This afternoon we watched a live stream on YouTube showing a solo performance by Andrea Bocelli in the Cathedral of Milan. The stream started with live images of an eerily silent and deserted city. The sun was setting; two trams were soundlessly sliding along an avenue; and nothing but the wind could be heard.
Today on Easter Sunday, the Cathedral would have been packed with people celebrating the resurrection of Jesus. But churches and cathedrals in Italy, and across Europe, are closed. And so, the famous Italian tenor was standing alone in the vast and mighty Cathedral, only accompanied by an organist. After performing classics like Panis Angelicus, Ave Maria, Sancta Maria and Domine Deus, in front of rows of empty wooden benches, Bocelli eventually left the Cathedral for the final act of his show.
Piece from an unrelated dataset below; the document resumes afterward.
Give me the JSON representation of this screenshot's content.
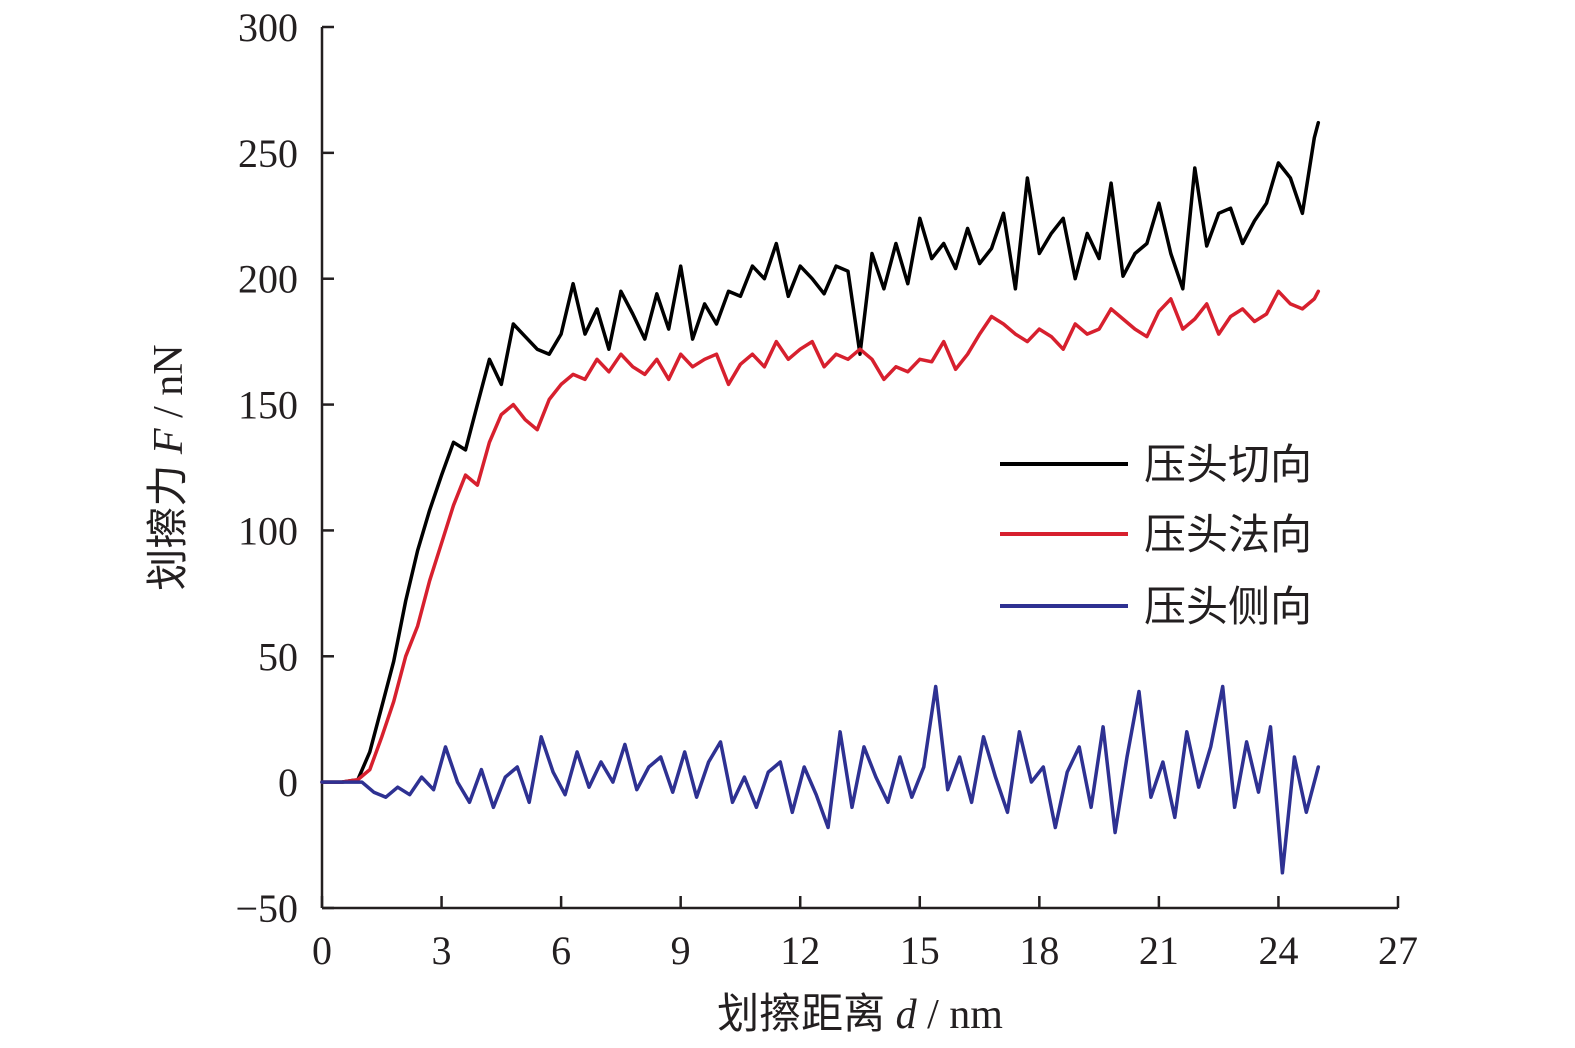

A few moments later, the tenor reappeared in front of the Cathedral, lifting his voice for the all too familiar notes of Amazing Grace. The haunting images of deserted cities - Paris, London and New York - appeared on the screen, showing what only a few weeks ago nobody would have thought possible. Millions of people across the world staying in their homes instead of roaming the streets on this sunny spring day. And Andrea Bocelli, clad in his elegant black three-piece suit, white shirt and black bow tie, his grey hair slightly flying in a soft breeze, perfectly positioned in front of the overpowering façade of the Cathedral of Milan, singing away Amazing Grace. This harrowing image of the singing tenor, so small and trivial, set against the sheer monstrosity of the Cathedral on the one side and the vast emptiness of the piazza on the other side, will stick in my mind as a crucial memory of this crisis.